One of the most interesting ways to develop character is through the setting. For example we can describe a rugged outdoor setting and then note that our character is like the place we described perhaps because he lives in it or visits it often and it suits him. Often just a few words combined with a strong sense of a place will tell us volumes about a character. The beauty of the indirect approach is that it seems effortless and natural to the reader --- if it is done well.



Finally things can take on the qualities of a character. Clive Cussler does that with ships. He was one of the early writers to discern the mystery of the TITANIC (RAISING THE TITANIC). Can you feel the sense in which that ship has become a character through all that has been written? The ship's name itself drips images and feelings of opulence, of arrogance, and of tragedy. It's made an indelible impression just like any great character in fiction.

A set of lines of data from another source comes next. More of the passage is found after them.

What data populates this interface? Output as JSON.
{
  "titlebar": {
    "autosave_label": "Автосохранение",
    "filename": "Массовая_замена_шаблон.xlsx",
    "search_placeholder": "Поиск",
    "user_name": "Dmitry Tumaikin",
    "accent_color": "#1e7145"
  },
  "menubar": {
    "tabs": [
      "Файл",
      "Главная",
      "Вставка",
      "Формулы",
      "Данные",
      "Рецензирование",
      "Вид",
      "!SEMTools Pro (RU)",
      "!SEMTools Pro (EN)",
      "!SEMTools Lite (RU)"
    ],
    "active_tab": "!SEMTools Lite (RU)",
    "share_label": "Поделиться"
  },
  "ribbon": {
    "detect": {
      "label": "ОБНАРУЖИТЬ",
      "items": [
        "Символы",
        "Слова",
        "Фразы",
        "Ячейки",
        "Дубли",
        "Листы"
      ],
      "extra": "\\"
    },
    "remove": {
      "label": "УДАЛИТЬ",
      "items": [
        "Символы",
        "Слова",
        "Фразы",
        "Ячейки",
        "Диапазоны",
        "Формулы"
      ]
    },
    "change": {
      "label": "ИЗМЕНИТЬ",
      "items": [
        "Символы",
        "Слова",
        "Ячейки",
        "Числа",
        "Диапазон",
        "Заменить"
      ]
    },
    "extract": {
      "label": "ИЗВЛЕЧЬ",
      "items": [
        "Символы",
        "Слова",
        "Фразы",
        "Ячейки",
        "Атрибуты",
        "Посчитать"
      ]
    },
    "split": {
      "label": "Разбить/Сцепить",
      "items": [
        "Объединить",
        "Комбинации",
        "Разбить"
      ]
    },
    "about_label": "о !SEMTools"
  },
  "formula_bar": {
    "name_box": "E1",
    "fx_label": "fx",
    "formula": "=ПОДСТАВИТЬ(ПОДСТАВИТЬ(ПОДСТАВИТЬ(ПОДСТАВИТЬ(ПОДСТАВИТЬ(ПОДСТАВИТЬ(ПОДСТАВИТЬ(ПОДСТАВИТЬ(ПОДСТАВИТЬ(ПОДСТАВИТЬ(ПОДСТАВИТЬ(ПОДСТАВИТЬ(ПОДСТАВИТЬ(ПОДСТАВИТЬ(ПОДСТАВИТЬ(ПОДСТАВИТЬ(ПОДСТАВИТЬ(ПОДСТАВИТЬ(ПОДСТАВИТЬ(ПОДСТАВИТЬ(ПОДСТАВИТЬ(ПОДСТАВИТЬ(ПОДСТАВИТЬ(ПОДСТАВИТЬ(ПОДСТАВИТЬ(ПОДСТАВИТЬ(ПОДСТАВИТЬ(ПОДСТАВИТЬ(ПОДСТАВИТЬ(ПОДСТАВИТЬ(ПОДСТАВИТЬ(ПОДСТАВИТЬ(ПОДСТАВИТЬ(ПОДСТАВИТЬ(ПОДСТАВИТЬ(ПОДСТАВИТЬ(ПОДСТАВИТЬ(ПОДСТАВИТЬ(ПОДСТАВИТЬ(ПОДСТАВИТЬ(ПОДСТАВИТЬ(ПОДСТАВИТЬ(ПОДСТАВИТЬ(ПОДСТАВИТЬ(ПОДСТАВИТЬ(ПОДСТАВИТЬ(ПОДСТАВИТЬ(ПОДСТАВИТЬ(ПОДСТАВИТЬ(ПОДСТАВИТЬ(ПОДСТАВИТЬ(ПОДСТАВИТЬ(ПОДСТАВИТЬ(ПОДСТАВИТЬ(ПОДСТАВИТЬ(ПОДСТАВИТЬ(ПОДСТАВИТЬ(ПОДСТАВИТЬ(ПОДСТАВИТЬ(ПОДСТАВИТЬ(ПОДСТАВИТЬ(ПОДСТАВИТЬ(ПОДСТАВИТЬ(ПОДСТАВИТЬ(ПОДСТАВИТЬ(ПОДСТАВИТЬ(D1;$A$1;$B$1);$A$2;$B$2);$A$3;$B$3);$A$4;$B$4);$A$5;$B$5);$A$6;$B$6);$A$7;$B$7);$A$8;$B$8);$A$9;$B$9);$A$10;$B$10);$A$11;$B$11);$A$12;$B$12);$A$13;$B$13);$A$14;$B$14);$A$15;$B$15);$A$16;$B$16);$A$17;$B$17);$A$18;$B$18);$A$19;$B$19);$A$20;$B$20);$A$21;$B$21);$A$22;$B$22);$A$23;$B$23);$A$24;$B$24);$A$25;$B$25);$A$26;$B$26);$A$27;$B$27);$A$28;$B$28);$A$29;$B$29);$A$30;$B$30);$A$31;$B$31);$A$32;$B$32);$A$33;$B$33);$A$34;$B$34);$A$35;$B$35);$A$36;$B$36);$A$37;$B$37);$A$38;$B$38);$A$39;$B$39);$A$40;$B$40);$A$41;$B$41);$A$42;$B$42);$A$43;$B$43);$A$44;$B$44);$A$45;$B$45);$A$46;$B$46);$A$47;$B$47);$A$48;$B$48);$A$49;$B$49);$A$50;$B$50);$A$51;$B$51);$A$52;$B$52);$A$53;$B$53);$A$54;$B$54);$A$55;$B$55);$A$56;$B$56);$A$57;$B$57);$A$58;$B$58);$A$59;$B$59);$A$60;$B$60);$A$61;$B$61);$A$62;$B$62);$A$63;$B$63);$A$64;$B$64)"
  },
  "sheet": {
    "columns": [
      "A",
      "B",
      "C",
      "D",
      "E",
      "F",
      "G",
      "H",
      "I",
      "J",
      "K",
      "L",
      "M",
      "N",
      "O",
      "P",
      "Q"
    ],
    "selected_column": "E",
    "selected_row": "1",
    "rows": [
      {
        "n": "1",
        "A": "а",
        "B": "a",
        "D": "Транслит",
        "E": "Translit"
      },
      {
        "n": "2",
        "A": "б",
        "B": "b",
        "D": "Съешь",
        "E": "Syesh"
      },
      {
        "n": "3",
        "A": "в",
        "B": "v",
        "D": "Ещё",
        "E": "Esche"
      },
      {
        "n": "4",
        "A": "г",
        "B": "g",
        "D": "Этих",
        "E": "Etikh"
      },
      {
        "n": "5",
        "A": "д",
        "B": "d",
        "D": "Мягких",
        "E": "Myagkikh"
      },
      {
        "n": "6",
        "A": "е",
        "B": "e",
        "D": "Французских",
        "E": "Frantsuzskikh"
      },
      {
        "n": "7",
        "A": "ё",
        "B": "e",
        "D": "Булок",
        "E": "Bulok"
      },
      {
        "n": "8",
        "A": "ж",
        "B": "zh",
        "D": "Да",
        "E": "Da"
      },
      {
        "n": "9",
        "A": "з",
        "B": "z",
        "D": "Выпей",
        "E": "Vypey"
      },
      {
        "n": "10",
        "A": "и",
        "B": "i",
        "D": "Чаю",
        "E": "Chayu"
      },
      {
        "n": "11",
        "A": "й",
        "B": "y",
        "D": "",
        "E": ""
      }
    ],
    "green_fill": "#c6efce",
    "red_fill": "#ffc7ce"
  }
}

Suspense that compels the reader to continue reading is the lynchpin of a good thriller. Creating memorable characters enhances readers' interest, invests them in the outcome, and is part of the panoply of devices in the writers tool box to seal the readers' devotion to the race and its outcome.


© 2005 David Dun


A practicing attorney, David Dun is the bestselling author of NECESSARY EVIL, AT THE EDGE, OVERFALL, UNACCEPTABLE RISK, and the forthcoming THE BLACK SILENT. His high-action adventure thrillers take place largely in the Pacific Northwest and are steeped in cutting-edge science.